Captain Leave’s just arrived: starting from today, everything changes

By Alessio Colonnelli –

Boris Johnson’s is a political-cultural hegemony, as defined by Gramsci, yet against the rights of citizens. (Italian original here.)

PM Boris Johnson and President of France Emmanuel Macron in Paris, on 22 August 2019.

“At midnight on Saturday (11pm in London) Britain will leave the European Union after 47 years. Yet, in practice little will change: a transition period of 11 months shall commence, during which London will still be in the single market and therefore subject to European laws and regulations,” the London correspondent for Corriere della Sera Luigi Ippolito reminds us today.

Is this overestimating things? There’s no danger, with Brexit everything changes; or rather, everything ends.
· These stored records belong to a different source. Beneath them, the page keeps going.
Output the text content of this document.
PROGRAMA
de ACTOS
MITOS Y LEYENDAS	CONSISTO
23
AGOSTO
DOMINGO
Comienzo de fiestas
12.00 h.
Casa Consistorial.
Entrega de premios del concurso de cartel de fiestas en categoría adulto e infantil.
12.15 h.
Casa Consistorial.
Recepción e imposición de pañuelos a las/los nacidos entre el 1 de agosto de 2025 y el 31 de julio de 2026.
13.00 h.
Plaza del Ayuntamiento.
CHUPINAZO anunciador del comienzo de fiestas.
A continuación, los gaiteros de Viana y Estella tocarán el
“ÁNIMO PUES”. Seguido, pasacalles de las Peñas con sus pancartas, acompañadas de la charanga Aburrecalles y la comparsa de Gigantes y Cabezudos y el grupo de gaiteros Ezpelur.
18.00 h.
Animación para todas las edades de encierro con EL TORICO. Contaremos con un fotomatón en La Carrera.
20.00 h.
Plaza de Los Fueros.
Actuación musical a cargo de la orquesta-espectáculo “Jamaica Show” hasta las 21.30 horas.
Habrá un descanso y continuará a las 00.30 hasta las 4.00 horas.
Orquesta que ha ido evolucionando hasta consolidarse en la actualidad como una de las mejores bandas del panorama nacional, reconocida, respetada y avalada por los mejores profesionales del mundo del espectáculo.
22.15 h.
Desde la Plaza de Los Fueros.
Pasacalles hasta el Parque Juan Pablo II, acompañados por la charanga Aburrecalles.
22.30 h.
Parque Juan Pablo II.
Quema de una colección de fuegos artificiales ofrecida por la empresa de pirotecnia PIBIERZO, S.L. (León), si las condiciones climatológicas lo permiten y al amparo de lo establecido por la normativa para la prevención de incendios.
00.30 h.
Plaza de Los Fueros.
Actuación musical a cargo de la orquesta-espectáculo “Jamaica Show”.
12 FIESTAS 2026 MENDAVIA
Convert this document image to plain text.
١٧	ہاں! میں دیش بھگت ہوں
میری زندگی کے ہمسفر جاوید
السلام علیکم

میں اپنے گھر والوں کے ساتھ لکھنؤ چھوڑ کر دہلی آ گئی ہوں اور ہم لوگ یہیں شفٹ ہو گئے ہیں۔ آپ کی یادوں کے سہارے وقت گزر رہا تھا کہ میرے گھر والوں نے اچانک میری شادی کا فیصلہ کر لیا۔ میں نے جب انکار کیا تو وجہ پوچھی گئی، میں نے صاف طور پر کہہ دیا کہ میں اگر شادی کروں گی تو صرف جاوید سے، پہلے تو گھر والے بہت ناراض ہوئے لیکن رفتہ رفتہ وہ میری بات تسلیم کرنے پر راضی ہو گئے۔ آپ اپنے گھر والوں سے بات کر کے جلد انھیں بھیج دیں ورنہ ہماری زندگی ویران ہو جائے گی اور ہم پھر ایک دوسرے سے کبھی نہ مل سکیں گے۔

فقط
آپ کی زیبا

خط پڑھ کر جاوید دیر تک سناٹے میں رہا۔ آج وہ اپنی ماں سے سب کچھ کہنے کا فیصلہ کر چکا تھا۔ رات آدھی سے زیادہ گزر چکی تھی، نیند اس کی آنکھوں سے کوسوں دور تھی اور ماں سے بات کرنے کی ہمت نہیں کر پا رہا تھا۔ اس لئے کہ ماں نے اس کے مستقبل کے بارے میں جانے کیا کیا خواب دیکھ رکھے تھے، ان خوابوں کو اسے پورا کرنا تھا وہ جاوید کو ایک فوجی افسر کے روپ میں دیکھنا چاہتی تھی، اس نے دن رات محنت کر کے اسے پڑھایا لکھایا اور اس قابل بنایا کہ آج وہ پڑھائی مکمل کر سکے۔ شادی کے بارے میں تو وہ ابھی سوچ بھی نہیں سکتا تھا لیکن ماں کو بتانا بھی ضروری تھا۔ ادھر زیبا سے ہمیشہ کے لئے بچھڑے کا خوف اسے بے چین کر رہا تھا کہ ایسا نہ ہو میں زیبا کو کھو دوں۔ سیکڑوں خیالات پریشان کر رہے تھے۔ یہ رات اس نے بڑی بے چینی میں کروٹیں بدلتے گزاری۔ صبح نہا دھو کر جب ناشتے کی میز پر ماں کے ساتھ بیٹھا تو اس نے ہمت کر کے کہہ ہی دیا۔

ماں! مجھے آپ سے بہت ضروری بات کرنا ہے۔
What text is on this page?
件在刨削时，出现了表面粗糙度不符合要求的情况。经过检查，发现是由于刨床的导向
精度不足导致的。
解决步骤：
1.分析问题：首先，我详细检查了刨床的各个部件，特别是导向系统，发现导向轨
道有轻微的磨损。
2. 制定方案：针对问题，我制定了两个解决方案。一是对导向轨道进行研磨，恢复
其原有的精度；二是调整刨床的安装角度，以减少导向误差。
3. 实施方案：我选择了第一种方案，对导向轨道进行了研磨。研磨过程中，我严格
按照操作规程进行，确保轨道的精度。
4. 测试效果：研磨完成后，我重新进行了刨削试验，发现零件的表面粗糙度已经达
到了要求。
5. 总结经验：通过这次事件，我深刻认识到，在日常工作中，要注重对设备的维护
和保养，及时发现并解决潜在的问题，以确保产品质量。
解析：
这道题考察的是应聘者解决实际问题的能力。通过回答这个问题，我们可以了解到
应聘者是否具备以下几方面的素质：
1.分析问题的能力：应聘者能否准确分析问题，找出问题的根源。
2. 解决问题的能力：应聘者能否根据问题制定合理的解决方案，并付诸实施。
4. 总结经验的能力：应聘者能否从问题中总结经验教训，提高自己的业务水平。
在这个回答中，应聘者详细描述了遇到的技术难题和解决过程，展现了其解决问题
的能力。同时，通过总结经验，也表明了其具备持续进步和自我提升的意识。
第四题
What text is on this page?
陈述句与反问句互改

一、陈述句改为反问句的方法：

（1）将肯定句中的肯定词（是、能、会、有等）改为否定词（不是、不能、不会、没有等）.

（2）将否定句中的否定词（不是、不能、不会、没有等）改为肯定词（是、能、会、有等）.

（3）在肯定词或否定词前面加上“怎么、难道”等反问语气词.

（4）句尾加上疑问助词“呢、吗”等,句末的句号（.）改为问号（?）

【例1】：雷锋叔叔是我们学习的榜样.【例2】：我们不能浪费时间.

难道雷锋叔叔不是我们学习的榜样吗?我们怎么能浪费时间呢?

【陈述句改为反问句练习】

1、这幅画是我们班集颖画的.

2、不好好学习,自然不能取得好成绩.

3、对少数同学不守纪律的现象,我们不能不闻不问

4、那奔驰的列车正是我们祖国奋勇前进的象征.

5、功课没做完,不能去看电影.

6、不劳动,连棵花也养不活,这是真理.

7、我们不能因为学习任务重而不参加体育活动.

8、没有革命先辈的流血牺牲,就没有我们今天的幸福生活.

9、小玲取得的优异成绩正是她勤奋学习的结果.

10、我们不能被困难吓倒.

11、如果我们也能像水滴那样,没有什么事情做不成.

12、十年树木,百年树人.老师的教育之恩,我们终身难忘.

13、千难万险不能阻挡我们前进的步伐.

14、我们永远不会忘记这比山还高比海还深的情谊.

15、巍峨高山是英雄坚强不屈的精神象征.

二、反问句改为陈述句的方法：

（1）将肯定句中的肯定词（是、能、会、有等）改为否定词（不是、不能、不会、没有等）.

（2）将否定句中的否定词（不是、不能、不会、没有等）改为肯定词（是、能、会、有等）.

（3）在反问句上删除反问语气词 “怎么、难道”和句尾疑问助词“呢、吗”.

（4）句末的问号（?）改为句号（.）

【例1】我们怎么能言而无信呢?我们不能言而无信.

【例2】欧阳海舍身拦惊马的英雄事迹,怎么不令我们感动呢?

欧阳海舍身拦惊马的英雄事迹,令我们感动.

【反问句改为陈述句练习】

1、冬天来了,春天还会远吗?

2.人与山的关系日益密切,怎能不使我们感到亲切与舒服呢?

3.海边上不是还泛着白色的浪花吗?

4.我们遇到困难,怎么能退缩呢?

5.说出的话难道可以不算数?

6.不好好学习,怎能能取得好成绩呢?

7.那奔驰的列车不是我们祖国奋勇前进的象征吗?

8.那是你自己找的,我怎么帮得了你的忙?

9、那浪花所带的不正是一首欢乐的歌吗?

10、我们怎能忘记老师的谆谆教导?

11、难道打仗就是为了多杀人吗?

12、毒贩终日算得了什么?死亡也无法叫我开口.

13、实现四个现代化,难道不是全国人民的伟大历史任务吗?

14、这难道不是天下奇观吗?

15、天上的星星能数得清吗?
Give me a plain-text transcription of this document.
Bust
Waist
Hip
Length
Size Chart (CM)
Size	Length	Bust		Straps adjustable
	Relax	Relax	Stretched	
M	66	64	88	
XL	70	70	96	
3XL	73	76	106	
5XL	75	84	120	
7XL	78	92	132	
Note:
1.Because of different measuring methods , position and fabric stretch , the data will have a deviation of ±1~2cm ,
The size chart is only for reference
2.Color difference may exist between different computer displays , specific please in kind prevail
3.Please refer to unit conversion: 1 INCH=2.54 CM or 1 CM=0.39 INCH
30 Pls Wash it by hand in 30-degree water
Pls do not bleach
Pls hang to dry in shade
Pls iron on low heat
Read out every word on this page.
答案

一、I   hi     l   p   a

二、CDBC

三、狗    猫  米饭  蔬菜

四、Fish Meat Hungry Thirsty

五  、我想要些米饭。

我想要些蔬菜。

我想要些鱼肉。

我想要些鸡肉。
The 31 January 2020 marks an epochal turning point.

True, until 31 December London will continue to respect the rules of the starred dodecagon. Among them, the freedom of movement for Europeans. But here emerge the first chiaroscuros. “British citizens living in Europe (one million, of whom about 50,000 in Italy) will see their rights reduced. In fact, they’ll be able to stay in the country of residence, but will no longer be able to move freely to other European countries,” Ippolito mournfully points out.

The British in Europe total around one and a half million; those in Italy over 60,000. Details aside, what the journalist said is basically correct: deprived of European citizenship, the English, Scottish, Welsh and Northern Irish won’t be able to enjoy the Schengen agreement and move around the continent at will; unless they are citizens of an EU country, as well as subjects of Her Majesty Elizabeth II.

Nevertheless, those who are solely British citizens will find themselves in difficulty. Let’s repeat that: they will no longer be European citizens. In other words: they will be Europeans without citizenship.

Now, a great many British people won’t care because none of this will affect them; but it’s also true that the 23 June 2016 referendum and the 12 December 2019 general election (Boris Johnson, who captained Leave, was confirmed Prime Minister) effectively took EU citizenship away from millions of countrymen who would like to retain it.

You wonder what crime one might have committed in order to have one’s own right of citizenship removed. To take away a right of such magnitude from a person – just like that, without compensation, without granting another of equal value – means not to give a damn about his or her life.

In this regard, Antonio Gramsci comes to mind; he argued that hegemony could be achieved by combining political power and cultural legitimacy. Johnson is succeeding in this, albeit in the opposite sense of what Gramsci hoped for.

And in fact Brexit is this: a project of political conquest, first internal and then external to the Tory party, to be monetized as soon as possible in terms of hegemony – even northern England now votes en masse for the Conservatives – all at the expense of ordinary people.

It is a political and cultural hegemony that not only takes away rights and mobility, but simultaneously provides justification for the cuts and austerity that have been going on in the UK for ten years, exasperating family upon family. It exasperates them and then appeases them by saying: it’s Europe’s fault, let’s get rid of it, it’s the only way. This is a hegemony with messianic and consolatory qualities; it mesmerises people.

So, it’s business as usual. For another ten years. This is it then, that’s what we’ve got to put up with today, Friday, 31 January 2020; and it’s certainly no small change, despite what the big newspapers may argue.